Fred Herzer
Looking Back without Sight – a UC Berkeley DCC Success Story
UC Berkeley’s Disabled Students Program has a formidable task – to create a safe and social space for Cal’s disabled community. This is not simple as approximately 11% of the university’s community reports having a disability, and these disabilities are as diverse as our campus. The result is a platform that advocates, educates and collaborates and allows our members to advance and empower both themselves and the campus as a whole. While we don’t often look back at our successes, one student, Mr. Fred Herzer (B.A. Humanities 1949), shined brightly, despite his blindness, as a role model for our entire community.
Growing up in Venice, California, when it was a working-class town with chicken farms and not the trendy urban area of today, Herzer was hit by a train, shattering his leg and damaging his optic nerve leaving him sightless. Even without his vision, Herzer looked forward, not backward. He was accepted to UC Berkeley where he received assistance from volunteer readers, but he also made sure he didn’t let being blind interfere with having a rich and fulfilling life.
Despite his childhood accident, with his positive attitude, he didn’t hold a grudge and continued what turned into a lifelong love affair for trains. This is how he traveled from the campus often to visit his parents in San Carlos and later, from his home to work. Herzer graduated from Cal in 1949 with degrees in Economics and Business Administration.

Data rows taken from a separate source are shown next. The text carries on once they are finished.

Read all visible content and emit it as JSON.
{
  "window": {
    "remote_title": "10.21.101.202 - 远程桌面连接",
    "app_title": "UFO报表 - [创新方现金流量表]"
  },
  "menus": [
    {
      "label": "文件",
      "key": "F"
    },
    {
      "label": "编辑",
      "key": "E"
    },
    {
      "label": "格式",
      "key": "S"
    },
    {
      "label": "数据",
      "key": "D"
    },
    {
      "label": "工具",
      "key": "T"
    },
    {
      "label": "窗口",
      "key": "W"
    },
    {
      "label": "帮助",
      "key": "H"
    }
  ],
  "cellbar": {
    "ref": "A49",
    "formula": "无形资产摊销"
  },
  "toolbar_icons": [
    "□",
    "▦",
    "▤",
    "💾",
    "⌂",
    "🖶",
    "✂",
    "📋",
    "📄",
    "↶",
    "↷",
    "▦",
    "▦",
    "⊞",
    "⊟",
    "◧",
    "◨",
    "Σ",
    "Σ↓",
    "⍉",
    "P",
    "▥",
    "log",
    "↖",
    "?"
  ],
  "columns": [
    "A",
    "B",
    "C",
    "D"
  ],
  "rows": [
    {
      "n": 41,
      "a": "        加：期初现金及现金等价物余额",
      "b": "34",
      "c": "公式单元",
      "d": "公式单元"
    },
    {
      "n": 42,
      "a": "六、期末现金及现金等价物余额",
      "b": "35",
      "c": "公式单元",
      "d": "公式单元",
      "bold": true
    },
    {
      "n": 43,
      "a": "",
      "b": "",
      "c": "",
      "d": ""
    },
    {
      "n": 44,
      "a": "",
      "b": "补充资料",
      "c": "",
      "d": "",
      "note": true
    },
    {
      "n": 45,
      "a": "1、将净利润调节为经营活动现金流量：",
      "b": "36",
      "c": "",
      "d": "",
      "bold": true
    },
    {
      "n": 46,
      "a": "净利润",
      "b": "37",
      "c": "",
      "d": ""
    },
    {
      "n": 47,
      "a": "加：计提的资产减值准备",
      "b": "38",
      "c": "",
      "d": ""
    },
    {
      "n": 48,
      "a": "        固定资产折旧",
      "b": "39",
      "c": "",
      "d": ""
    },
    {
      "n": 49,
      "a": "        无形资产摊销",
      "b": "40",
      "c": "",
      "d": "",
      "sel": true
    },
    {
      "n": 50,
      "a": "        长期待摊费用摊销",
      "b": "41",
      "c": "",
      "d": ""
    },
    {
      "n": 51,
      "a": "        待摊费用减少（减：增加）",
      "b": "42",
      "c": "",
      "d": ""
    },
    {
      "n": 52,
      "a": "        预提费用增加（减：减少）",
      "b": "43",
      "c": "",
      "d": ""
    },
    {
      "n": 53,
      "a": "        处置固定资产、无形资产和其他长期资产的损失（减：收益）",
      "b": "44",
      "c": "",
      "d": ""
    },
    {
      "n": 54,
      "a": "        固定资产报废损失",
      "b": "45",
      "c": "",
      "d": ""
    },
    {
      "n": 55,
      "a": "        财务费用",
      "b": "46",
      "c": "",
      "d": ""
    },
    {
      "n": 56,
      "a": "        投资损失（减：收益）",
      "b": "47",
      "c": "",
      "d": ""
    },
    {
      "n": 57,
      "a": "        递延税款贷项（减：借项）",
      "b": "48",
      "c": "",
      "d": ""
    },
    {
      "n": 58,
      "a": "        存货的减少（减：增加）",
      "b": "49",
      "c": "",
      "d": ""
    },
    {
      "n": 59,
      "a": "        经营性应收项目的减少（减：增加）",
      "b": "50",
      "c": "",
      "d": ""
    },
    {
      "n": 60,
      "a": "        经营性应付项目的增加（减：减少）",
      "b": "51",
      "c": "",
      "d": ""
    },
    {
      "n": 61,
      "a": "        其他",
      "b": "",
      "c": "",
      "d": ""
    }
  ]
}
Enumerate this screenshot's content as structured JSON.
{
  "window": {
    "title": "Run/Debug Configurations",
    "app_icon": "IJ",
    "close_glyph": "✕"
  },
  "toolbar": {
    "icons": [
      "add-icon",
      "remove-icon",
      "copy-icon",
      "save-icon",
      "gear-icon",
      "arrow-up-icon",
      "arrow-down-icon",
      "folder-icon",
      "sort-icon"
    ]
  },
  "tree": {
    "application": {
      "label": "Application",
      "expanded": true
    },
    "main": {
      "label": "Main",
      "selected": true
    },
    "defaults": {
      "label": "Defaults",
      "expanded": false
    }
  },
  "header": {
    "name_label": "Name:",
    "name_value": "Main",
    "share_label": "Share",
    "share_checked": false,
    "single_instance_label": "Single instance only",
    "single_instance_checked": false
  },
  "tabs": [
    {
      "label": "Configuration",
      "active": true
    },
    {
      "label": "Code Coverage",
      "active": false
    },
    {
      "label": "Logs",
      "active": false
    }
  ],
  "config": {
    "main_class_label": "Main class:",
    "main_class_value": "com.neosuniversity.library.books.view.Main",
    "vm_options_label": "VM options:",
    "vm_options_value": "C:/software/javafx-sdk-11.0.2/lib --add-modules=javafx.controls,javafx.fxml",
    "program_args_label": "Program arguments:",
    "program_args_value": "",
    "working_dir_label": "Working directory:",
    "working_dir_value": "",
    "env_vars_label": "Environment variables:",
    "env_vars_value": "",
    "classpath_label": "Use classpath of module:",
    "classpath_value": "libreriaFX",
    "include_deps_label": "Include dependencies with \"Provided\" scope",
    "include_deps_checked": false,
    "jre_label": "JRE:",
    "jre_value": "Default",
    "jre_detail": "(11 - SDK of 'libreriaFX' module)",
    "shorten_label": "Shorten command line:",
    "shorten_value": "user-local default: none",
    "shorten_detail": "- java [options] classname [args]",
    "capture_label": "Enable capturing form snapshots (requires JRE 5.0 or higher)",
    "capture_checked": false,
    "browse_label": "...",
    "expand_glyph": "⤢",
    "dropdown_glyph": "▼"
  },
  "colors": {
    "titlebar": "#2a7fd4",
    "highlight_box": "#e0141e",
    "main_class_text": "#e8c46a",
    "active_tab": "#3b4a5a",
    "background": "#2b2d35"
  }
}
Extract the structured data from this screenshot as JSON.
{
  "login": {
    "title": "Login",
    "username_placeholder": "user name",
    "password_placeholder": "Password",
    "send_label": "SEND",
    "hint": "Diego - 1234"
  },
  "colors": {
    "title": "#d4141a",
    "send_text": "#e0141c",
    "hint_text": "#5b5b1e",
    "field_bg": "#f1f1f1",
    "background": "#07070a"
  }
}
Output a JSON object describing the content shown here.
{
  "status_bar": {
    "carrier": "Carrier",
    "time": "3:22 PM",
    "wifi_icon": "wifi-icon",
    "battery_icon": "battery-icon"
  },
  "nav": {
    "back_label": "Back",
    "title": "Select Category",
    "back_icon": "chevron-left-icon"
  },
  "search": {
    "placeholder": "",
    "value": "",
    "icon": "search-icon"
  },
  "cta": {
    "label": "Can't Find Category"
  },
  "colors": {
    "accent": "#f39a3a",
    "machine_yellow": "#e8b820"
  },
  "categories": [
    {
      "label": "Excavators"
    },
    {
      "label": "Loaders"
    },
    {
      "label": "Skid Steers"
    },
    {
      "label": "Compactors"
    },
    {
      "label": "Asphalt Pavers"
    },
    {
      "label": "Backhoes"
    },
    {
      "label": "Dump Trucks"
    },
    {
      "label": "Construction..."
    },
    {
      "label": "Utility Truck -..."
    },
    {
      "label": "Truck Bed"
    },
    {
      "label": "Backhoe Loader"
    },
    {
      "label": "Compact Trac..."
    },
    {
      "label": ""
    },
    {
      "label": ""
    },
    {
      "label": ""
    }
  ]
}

Since his childhood, Herzer had long been fascinated by real estate, and after graduation from Berkeley, he started Herzer Inc., a private real estate lender. He did so with the help of his secretary, Virginia, who assisted the blind businessman through the maze of a competitive work environment. They made such a perfect team that Herzer decided to extend the partnership to their personal lives, and Fred and Virginia were married and raised three children. Herzer’s son David continues to run Herzer Inc., and it has grown to over 200 investors.
David Herzer writes, “My father’s blindness motivated him. He was a Life Master bridge player, a business success and a loving husband and father. He traveled the world with my mother who would drive while my dad navigated from the map in his head. That he could achieve all of this seemed normal to me, but he truly was a remarkable man.”
Using only his white cane and highly developed sense of hearing, Herzer navigated expertly from home and onto the train, which he took every day to McDonald’s for coffee and a muffin. Running his cane along the side of the car, he found the door opening, listening for the noise of the air conditioner above the doors. His cheerful disposition as he boarded the train matched his revered commitment to the people he served. His wife, Virginia, shares, “I am certain that it was at Berkeley that he built the confidence that allowed him to thrive in all aspects of life despite his blindness. With support from volunteer readers, he was able to navigate his way through what he considered the best university in the world, and that carried on.”
Fred Herzer passed away at the age of 92 in 2019. He stands as an example of somebody who didn’t let his disability define him. In fact, his wife Virginia specifically remembers that after she described a customer’s outward appearance to him, he would elaborate as he was able to discern, through intangibles such as voice patterns and intonations, who a person actually was. And he was never wrong.
Fred Herzer and his family have not forgotten his great connection to our school and became a benefactor to the Disabled Students Program before he passed. The family continues to be involved, through his name, in allowing us to help others thrive as he did.
Fred Herzer embodies the Cal motto, Fiat Lux!